In this study, the effects of shear force and wax composition on wax accumulation in crude oil were studied by molecular dynamics. The main conclusions are as follows:

• By comparing the aggregation of wax molecules with different chain lengths, it is found that the length of the molecular chain has little effect on the aggregation position of wax molecules but has a great effect on the aggregation degree. In addition, when the temperature is low, the difference in molecular chain length will lead to a large difference in the aggregation degree of wax molecules. However, with increasing temperature, the aggregation degree of all wax molecules decreases significantly, and the difference in aggregation degree caused by the molecular chain length also decreases.
• Shearing can destroy the stable structure of crude oil, resulting in the orientation and conformational transformation of wax molecules; that is, wax molecules tend to align with the direction of the shear force, and the wax molecules are stretched from random coiling to a linear state. In a certain range, the larger the shear rate, the more parallel the direction of the wax molecules to the shear direction, and the more dispersed the distribution of the wax molecules.
• According to the analysis of the sensitivity of wax molecules to shear action at different temperatures, it is found that the variation range of viscosity with shear rate at high temperature was smaller than that at low temperatures. This is mainly because the wax crystal particles are large and the aggregation degree is large when the temperature is low, and the aggregation degree changes greatly after breaking under the influence of shear.

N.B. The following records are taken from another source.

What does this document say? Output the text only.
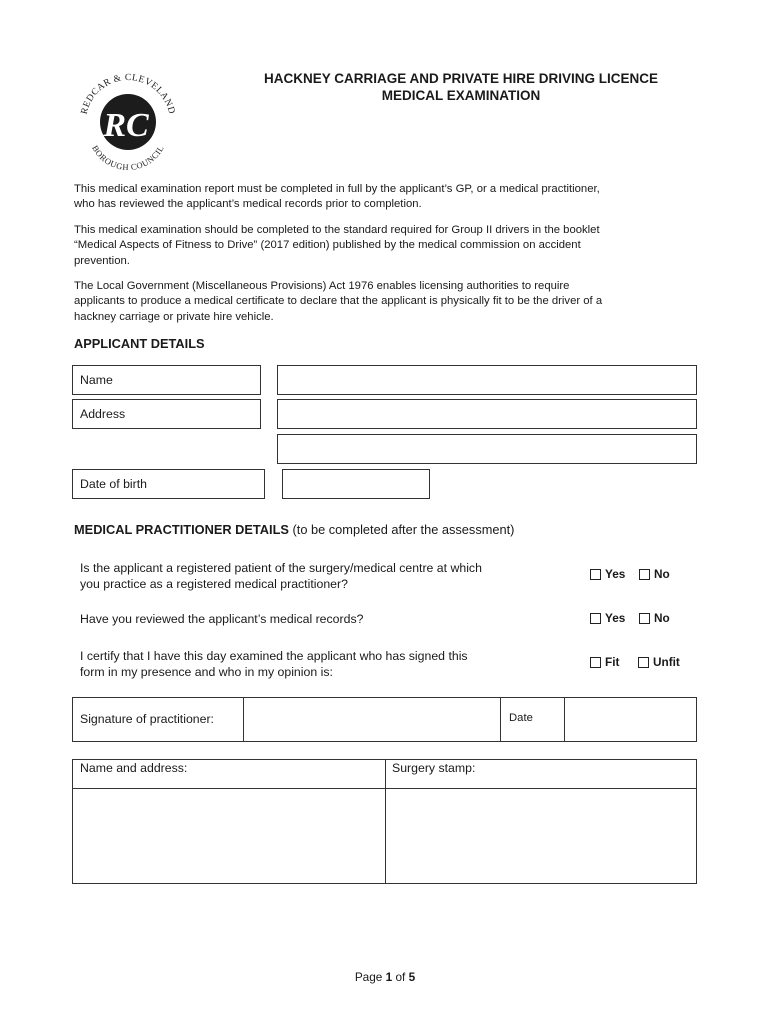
REDCAR & CLEVELAND
BOROUGH COUNCIL
RC
HACKNEY CARRIAGE AND PRIVATE HIRE DRIVING LICENCE
MEDICAL EXAMINATION
This medical examination report must be completed in full by the applicant’s GP, or a medical practitioner,
who has reviewed the applicant’s medical records prior to completion.
This medical examination should be completed to the standard required for Group II drivers in the booklet
“Medical Aspects of Fitness to Drive” (2017 edition) published by the medical commission on accident
prevention.
The Local Government (Miscellaneous Provisions) Act 1976 enables licensing authorities to require
applicants to produce a medical certificate to declare that the applicant is physically fit to be the driver of a
hackney carriage or private hire vehicle.
APPLICANT DETAILS
Name
Address
Date of birth
MEDICAL PRACTITIONER DETAILS (to be completed after the assessment)
Is the applicant a registered patient of the surgery/medical centre at which
you practice as a registered medical practitioner?
Yes No
Have you reviewed the applicant’s medical records?	Yes No
I certify that I have this day examined the applicant who has signed this
form in my presence and who in my opinion is:
Fit	Unfit
Signature of practitioner:	Date
Name and address:	Surgery stamp:
Page 1 of 5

Furthermore, by mapping the microscopic simulation results to the macroscopic point of view, when the temperature is lower than the wax precipitation point and the shear rate is lower than the maximum shear rate to prevent the molecular structure from being destroyed, shear has a great influence on the viscosity of the system.
• Based on the analysis of the sensitivity of different wax components to shear, it is found that wax molecules with longer chains are more sensitive to shear. The change in the aggregation degree of long-chain wax molecules before and after shearing is larger, which is due to the more complex conformation and orientation of long-chain molecules. In response to the change caused by shearing, the change in the aggregation state is larger.

In fact, the composition of crude oil and paraffin is relatively complex. Crude oil contains not only oil, but also asphaltene, colloid and other components. Paraffin has not only linear alkanes, but also a small number of alkanes with individual branches and monocyclic cycloalkanes with long side chains. In future work, it is necessary to establish a more complex and better model to obtain more accurate conclusions on the basis of considering the calculation cost.